İşte Fehmi Çalmuk'ın kanlı darbe girişiminin yaşandığı 15 Temmuz gecesine dair anlattıkları: “15 Temmuz benim için şu açıdan da önemli, bu tarih benim doğum günüm. Onun için ailemin bu konuyla ilgili bir hassasiyeti var. 15 Temmuz 2016 tarihinden bir hafta önceydi. Oturduğum evime kendisini Ankara emniyetinden olduğunu belirten ancak ısrarlara rağmen kimliğini göstermeyen bir kişi geldi. Elinde üzerinden fotoğrafımın da bulunduğu belgelerden okuyarak bazı sorular sormuş. Benim burada oturup oturmadığımı, kaç kişiyle beraber oturduğumu, çalışma ofisinin burada olup olmadığını başka ofisi olup olmadığına ilişkin sorular bunlar… Eşim cevap vermeyince yaşanan tartışma üzerine kapıyı kapattığını söyledi. Zaten 2016 yılının bahar aylarından bu yana çeşitli programlarda yaptığım analizlerde o dönemin paralel yapısının FETÖ'cüleri ve buna bağlı terör örgütlerinin silahlı eylemler yapabileceğini, hatta ordu içindeki güçlerini kullanmaya cüret ederek darbe girişimlerinde bile bulunabileceklerine ilişkin görüşlerimi söylüyordum. Bunu duyanlar bana garip garip bakardı. Evimde yaşanan bu olay; yaşayacağımız vahametin ayak seslerinin son işaretleriydi.

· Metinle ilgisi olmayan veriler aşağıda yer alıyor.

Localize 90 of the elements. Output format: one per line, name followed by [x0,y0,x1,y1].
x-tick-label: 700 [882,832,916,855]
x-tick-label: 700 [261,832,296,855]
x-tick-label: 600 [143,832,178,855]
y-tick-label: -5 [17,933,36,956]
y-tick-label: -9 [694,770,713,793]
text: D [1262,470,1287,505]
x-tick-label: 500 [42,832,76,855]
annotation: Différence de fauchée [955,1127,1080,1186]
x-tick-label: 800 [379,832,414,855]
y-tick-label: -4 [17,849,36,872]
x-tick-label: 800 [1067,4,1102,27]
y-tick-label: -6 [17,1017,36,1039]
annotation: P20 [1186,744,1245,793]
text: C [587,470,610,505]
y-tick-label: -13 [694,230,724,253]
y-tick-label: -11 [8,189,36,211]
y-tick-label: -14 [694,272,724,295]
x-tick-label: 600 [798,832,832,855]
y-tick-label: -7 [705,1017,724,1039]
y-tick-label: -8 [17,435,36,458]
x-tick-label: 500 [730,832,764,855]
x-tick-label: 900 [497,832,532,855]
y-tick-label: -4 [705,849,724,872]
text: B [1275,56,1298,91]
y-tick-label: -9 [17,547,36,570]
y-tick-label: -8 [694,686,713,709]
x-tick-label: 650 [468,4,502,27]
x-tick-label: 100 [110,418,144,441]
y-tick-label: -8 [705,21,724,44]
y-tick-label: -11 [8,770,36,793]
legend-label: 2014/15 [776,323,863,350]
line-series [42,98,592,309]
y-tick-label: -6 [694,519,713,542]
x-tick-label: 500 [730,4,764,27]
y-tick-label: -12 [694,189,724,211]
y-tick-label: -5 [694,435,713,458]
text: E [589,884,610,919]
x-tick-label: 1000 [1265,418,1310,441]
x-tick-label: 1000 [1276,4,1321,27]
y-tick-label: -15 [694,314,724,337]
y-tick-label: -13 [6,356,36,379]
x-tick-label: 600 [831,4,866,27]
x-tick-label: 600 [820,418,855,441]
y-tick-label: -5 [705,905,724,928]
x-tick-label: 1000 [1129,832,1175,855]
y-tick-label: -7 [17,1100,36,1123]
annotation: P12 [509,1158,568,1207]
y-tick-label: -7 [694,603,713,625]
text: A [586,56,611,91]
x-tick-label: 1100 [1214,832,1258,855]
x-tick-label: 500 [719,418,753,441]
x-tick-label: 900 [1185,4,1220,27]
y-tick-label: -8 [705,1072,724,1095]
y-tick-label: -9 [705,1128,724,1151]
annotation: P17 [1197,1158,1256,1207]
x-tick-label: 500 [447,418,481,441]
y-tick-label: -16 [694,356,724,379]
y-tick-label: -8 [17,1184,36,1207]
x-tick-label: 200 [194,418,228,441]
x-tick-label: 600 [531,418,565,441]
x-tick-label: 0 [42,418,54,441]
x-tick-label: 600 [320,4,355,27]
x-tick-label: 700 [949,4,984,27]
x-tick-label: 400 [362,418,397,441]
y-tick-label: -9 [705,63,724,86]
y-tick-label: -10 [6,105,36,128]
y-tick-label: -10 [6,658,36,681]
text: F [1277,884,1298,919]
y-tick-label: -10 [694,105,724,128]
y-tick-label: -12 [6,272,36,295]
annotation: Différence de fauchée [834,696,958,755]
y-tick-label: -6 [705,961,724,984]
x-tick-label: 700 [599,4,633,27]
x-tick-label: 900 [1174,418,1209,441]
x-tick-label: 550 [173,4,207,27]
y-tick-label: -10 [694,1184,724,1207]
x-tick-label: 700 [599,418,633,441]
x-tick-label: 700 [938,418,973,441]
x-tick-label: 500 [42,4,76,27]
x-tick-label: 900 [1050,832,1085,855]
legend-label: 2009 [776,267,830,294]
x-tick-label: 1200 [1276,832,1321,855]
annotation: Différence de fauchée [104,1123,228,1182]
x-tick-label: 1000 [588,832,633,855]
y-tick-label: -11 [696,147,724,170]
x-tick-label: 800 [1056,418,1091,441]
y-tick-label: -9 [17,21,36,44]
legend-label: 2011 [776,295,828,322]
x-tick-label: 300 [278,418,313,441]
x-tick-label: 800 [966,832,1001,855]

“Gencecik fidanlar vurulup yere düşüyorlardı”
O gece F- 16'ların alçak uçuşunu duyar duymaz darbe girişiminde bulunulduğunu anlayarak telefonla gazetecileri, siyasetçi arkadaşlarımı aradım. Çalışma masamın üzrine bir helalleşme mektubu vasiyetimi bırakıp, eşim ve çocuklarımla helalleşerek evden ayrıldım. Amacım o gece şehit olmaktı. Hedefim de Türkiye Büyük Millet Meclisi'nin önüne gitmekti. İnsanlar Kızılay'a, oradan Genelkurmay'ın önüne doğru yürümeye, toplanmaya başladılar. Zırhlı birliklerin tankları sivil araçları parçalıyor araçların girişine izin vermiyordu. F-16'ların kulakları sağır eden alçaktan uçuşuna makineli tüfek sesleri eklendi. Daha sonra savaş helikopterleri halkı taramaya başladı. Gencecik fidanlar gençler vurulup yere düşüyorlardı.
“Süleyman soylu ile helalleşip ayrıldık”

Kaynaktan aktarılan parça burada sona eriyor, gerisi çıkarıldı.